La sangre de Walter parecía cantar al recorrer sus venas. Dio dos pasos hacia ella y Maud se lanzó a sus brazos. La estrechó con fuerza. Hundió su rostro en la curva del cuello de Maud e inhaló su fragancia, todavía tan familiar a pesar de los años transcurridos. Le besó la frente, las mejillas y luego la boca. Le hablaba y la besaba a la vez, pero ni las palabras ni los besos podían expresar todo lo que guardaba en su corazón.
Al final, fue ella quien habló.
—¿Todavía me quieres? —preguntó.
—Más que nunca —respondió él, y volvió a besarla.
Maud pasó las manos por el torso desnudo de Walter mientras estaban tumbados en la cama después de haber hecho el amor.
—Estás muy delgado —dijo.
El vientre de Walter formaba una curva cóncava, y los huesos de las caderas le sobresalían. Ella quería engordarlo a base de cruasanes con mantequilla y foie gras.
Estaban en una habitación de una fonda a algunos kilómetros de París. La ventana permanecía abierta, y una suave brisa primaveral hacía ondear las cortinas amarillo pálido. Maud había descubierto aquel lugar hacía muchos años, cuando Fitz lo había usado para sus citas con una mujer casada, la comtesse de Cagnes. El establecimiento, poco más que una casa grande en un pueblo pequeño, ni siquiera tenía nombre. Los hombres hacían una reserva para la comida y cogían una habitación para la tarde. Tal vez hubiera lugares así en las afueras de Londres, pero, en cierta forma, aquel sistema parecía muy francés.
Se registraron como el señor y la señora Wooldridge, y Maud se puso la alianza de boda que había escondido durante casi cinco años. Sin duda, la discreta propietaria dio por supuesto que solo fingían estar casados. Eso no les importaba, siempre que no sospechara que Walter era alemán, lo cual podría traerles problemas.
Maud no podía quitarle las manos de encima. Estaba tan agradecida de que hubiera vuelto a ella con su cuerpo intacto… Le recorrió la larga cicatriz de la espinilla con las yemas de los dedos.
—Me la hicieron en Château-Thierry —explicó Walter.
—Gus Dewar estuvo en esa batalla. Espero que no fuera él quien te disparó.
—Tuve suerte de que curase bien. Muchos hombres murieron de gangrena.

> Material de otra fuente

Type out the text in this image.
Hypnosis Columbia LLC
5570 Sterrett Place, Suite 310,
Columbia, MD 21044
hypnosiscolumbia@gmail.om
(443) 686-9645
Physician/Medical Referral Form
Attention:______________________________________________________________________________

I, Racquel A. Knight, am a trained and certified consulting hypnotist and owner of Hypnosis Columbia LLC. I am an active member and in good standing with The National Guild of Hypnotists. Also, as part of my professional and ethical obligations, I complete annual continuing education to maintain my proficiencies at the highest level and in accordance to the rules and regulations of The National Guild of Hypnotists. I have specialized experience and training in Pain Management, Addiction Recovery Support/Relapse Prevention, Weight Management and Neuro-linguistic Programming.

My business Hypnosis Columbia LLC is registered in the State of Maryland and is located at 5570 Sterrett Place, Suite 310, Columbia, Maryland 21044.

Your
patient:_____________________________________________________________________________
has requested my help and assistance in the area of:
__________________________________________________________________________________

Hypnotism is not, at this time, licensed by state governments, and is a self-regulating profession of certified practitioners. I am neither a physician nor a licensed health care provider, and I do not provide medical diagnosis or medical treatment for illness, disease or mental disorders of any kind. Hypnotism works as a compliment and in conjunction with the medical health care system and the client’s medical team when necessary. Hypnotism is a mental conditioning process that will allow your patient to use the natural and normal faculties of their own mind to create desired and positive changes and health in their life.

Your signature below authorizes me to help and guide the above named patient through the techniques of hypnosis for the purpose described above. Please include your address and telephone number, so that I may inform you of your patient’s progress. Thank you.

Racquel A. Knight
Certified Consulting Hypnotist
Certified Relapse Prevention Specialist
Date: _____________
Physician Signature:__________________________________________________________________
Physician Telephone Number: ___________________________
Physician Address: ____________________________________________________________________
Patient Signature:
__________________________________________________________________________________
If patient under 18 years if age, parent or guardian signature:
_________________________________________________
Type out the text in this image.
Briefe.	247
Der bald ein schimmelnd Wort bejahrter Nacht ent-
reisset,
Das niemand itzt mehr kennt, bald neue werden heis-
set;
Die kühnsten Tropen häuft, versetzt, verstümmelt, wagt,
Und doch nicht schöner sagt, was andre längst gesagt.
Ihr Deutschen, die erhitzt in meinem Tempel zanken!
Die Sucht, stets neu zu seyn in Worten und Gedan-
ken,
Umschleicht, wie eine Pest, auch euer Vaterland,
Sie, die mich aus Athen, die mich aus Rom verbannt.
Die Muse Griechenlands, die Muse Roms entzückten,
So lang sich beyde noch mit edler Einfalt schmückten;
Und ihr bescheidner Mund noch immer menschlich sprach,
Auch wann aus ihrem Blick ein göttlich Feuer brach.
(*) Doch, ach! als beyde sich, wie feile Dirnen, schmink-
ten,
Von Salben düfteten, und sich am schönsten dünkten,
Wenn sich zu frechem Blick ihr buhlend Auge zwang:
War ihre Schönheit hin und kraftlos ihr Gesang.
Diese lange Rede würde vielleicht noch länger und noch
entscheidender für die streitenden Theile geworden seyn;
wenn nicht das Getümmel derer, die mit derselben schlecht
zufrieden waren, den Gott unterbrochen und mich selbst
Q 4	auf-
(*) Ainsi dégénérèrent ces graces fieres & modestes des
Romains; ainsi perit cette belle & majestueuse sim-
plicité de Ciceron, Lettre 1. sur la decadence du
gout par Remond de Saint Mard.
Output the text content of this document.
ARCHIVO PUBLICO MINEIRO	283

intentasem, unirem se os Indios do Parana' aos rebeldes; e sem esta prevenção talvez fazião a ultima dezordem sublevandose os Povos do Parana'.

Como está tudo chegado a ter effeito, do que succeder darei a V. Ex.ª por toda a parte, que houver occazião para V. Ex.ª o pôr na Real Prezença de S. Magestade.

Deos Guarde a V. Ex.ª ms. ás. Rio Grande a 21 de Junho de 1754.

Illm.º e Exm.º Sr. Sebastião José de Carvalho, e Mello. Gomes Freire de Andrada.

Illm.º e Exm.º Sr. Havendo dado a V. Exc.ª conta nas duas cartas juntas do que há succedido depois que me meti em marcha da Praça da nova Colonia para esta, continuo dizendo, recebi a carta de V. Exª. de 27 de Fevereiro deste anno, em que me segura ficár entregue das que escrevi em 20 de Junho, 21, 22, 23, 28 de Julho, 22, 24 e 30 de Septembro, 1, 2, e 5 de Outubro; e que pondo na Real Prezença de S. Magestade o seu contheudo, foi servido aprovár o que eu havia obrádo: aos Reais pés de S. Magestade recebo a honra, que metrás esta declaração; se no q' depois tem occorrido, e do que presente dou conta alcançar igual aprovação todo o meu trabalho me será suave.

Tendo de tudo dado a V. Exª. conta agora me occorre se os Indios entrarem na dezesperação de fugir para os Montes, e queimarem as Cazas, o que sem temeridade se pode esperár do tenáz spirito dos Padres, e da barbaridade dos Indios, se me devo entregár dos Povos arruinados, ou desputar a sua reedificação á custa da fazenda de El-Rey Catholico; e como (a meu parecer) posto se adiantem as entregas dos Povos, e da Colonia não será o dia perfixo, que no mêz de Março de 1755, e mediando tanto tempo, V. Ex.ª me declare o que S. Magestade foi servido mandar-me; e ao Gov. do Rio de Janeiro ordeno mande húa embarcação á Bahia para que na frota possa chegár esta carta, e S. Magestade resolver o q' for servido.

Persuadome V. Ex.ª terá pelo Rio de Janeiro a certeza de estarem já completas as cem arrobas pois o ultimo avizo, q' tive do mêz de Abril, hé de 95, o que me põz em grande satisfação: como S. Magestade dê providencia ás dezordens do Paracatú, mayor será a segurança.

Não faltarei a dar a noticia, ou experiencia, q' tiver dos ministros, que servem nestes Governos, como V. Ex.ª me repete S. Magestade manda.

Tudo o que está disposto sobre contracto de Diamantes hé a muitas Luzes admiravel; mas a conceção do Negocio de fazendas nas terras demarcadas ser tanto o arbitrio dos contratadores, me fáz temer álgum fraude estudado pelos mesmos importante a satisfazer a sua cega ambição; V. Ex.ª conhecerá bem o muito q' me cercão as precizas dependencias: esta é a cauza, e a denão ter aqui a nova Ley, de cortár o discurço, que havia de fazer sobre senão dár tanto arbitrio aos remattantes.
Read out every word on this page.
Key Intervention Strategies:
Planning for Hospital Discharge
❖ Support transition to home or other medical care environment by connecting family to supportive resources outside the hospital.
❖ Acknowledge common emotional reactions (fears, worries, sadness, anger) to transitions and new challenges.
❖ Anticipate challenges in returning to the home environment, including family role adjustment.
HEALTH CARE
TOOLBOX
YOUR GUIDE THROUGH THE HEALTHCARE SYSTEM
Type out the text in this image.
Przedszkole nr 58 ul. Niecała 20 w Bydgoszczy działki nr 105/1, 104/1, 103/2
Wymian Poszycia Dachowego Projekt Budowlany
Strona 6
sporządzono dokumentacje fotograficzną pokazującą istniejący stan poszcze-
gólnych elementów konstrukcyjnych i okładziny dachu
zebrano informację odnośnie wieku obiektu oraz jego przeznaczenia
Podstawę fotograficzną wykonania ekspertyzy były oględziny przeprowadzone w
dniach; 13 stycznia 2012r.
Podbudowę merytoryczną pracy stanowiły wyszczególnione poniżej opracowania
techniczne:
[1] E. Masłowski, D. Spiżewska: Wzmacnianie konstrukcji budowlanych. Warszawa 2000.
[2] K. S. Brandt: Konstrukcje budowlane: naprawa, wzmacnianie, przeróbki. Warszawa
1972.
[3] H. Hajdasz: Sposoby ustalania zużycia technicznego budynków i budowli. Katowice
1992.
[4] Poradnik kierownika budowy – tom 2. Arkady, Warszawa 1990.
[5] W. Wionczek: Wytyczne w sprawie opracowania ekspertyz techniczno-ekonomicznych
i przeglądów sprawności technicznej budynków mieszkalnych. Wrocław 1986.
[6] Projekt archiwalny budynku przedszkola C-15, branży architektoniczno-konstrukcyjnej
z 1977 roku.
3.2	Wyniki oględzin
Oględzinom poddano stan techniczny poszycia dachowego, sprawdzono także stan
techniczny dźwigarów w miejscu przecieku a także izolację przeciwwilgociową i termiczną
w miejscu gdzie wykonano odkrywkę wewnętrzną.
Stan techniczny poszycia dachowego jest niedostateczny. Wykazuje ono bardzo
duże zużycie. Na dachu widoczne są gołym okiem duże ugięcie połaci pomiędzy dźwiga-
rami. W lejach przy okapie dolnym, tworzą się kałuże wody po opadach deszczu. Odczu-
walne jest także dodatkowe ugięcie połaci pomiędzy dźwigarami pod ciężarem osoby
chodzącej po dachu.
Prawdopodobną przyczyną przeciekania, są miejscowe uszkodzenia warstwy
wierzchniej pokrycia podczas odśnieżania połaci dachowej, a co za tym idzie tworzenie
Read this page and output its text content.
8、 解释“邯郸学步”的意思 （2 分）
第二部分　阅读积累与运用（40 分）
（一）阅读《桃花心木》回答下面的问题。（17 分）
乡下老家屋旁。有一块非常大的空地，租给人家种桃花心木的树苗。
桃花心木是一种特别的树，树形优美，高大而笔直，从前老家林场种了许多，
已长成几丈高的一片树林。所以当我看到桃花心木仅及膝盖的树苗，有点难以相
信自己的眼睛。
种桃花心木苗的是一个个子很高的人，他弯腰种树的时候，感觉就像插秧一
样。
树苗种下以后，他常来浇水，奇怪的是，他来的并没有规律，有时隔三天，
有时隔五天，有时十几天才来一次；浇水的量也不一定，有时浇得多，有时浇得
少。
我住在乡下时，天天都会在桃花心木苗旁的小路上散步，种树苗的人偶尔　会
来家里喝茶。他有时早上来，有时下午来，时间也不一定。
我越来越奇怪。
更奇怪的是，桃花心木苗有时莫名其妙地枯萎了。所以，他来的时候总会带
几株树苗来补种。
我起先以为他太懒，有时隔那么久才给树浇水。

Hacía tres semanas que se habían reencontrado. Durante ese tiempo, Walter había estado trabajando día y noche en la respuesta alemana al borrador del tratado, y solo salía una media hora al día para dar un paseo con ella por el parque o a sentarse en la parte de atrás del Cadillac azul de Fitz mientras el chófer conducía dando vueltas.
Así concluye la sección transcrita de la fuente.